Blair Underwood: Yeah. I feel the same way in terms of the secrecy and I just haven’t really pushed the issue and not asked too much because I kind of don’t want to know. I just want to take the ride as the character takes the ride.
I’m curious from an acting standpoint, when you don’t know a ton about what’s coming down the line, how do you handle?
Zeljko Ivanek: I don’t know. You know, it’s not something we kind of sat down just amongst the actors, amongst ourselves to sort out if we’re all having the same experience or different experiences.
I’ve been satisfied that I know as much as I need to know to play the scenes I’m playing.

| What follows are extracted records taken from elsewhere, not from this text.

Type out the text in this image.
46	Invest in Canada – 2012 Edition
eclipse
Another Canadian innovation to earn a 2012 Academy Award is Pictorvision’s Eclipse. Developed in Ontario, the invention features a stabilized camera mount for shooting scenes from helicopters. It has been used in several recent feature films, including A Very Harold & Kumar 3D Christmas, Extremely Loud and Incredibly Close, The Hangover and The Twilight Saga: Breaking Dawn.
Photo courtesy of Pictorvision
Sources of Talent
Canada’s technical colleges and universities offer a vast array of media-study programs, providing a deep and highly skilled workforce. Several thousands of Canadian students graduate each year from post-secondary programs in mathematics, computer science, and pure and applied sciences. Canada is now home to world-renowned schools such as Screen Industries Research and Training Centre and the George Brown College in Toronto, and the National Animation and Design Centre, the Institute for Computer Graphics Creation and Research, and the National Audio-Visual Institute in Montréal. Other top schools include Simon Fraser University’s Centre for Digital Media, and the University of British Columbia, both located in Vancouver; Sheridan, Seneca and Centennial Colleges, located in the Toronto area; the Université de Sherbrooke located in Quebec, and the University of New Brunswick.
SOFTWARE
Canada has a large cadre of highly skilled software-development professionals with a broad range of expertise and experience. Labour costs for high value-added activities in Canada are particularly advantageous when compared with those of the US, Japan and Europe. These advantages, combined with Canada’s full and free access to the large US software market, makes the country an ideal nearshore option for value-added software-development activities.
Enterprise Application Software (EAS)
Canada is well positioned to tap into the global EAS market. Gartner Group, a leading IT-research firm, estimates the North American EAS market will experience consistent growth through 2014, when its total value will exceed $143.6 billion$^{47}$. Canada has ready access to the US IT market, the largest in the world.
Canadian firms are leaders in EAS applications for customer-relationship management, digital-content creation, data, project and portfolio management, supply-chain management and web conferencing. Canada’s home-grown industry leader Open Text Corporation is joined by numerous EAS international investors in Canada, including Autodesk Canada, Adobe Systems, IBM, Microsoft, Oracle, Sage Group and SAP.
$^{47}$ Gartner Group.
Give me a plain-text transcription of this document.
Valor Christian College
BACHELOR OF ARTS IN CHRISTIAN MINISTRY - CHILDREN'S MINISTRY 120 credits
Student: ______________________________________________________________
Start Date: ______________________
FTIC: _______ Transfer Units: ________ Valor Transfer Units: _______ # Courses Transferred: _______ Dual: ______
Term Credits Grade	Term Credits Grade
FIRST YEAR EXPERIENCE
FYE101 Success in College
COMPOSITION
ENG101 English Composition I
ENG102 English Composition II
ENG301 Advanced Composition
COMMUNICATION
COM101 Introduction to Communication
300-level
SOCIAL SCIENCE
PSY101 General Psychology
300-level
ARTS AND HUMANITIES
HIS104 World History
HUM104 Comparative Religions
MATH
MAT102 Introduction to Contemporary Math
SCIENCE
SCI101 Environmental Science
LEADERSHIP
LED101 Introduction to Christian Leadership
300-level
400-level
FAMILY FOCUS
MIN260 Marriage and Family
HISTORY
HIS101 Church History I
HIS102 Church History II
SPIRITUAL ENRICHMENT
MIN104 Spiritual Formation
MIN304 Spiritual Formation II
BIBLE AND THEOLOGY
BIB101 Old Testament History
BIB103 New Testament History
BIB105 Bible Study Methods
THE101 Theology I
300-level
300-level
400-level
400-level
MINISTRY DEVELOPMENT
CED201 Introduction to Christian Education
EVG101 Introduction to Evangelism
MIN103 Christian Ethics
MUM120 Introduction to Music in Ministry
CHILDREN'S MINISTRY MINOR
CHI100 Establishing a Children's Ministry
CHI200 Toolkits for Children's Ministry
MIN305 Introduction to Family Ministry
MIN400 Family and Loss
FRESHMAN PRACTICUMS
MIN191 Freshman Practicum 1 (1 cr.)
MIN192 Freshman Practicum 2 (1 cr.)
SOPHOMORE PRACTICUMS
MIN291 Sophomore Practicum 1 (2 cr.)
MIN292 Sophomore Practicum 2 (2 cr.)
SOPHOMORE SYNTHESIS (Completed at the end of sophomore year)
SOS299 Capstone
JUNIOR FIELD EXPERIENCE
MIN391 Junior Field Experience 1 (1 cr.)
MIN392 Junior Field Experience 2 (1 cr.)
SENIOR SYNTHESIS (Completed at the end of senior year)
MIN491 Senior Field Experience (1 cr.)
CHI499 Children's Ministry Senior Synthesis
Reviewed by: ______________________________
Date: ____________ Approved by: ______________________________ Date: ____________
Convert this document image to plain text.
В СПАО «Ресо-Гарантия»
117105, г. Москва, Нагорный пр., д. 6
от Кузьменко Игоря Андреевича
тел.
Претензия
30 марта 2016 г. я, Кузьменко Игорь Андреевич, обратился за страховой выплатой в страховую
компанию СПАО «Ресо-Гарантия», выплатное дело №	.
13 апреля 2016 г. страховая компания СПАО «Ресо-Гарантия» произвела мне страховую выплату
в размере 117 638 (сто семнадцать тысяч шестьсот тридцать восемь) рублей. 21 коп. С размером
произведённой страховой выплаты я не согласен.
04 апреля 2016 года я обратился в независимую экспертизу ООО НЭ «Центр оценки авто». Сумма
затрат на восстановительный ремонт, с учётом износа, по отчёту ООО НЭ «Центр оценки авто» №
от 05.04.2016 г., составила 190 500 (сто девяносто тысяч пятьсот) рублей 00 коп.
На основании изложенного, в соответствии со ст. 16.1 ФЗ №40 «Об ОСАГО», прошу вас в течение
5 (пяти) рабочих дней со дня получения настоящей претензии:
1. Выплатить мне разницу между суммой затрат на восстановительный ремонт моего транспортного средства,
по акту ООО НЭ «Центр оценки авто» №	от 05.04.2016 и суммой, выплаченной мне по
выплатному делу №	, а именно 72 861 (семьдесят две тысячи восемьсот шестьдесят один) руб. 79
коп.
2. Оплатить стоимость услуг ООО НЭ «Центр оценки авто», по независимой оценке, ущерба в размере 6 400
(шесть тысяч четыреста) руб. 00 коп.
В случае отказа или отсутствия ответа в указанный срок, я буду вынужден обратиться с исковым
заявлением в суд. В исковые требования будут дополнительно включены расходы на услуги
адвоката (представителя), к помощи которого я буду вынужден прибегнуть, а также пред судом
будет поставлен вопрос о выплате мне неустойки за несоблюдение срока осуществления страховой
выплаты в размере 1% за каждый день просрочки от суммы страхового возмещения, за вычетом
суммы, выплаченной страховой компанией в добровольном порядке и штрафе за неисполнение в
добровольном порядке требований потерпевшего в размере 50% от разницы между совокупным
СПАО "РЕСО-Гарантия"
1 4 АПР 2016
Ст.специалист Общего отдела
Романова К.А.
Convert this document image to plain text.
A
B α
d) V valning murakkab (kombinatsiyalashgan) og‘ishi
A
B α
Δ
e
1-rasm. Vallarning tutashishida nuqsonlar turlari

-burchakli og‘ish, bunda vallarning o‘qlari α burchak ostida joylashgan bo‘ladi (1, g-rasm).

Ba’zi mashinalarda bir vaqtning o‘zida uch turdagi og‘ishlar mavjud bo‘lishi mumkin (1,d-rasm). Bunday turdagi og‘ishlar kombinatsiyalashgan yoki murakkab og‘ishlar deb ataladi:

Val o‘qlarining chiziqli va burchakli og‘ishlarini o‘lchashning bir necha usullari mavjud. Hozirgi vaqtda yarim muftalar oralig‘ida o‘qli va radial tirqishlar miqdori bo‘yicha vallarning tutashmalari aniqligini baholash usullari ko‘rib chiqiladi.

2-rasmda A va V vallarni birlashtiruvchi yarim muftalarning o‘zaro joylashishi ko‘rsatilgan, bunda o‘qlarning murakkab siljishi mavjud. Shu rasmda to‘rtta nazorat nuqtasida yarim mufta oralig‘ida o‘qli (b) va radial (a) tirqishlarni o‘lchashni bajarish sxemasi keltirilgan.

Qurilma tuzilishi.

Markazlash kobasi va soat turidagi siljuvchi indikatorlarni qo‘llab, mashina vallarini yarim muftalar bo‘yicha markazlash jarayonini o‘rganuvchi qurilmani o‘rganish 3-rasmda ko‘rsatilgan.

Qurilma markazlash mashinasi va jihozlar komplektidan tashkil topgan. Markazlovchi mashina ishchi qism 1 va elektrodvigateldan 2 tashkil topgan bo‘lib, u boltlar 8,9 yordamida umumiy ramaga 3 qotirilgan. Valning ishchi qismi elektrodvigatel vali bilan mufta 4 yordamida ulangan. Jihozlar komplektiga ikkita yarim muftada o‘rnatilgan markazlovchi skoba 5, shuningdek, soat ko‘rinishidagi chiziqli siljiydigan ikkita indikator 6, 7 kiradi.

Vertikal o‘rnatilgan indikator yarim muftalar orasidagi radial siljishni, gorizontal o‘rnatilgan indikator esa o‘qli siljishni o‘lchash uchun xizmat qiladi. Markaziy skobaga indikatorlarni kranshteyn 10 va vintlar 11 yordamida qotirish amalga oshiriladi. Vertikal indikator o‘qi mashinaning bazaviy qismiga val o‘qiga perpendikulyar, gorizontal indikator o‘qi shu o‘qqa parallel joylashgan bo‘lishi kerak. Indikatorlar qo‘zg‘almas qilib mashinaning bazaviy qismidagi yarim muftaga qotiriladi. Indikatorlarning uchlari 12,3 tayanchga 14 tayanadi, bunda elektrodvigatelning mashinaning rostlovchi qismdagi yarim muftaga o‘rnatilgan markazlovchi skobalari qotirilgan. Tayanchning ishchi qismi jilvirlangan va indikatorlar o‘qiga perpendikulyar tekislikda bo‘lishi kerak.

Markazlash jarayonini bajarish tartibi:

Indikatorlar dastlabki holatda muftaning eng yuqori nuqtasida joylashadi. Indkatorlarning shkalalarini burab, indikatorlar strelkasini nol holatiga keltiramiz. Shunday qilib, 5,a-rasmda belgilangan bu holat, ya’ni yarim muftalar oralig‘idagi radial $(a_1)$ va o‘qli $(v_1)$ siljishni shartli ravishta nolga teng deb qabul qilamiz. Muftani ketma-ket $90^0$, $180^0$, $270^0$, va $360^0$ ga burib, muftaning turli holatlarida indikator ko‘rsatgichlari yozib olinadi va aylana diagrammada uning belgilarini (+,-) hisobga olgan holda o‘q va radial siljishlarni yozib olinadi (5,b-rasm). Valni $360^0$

That whatever background information I’ve asked to get about something, whatever my character needs, knows up to that moment, they have been, you know, free with and have fully explained and brought me up to speed.
I kind of liken Blair alluding to his – well, kind of the excitement of the script arriving and going like oh my God. Let’s see what happens next. It’s actually exciting just to kind of read through and realize how much the ground just keeps shifting under all these characters as the plot evolves.
I went through a similar situation a little beyond Damages where I was given a kind of overview early on about a sort of general ark of the story but it was pretty generalized and vague and, you know, and again the sense was just to tell me enough so that I know kind of, you know, as the character, where I am in a particular moment and be able to play that.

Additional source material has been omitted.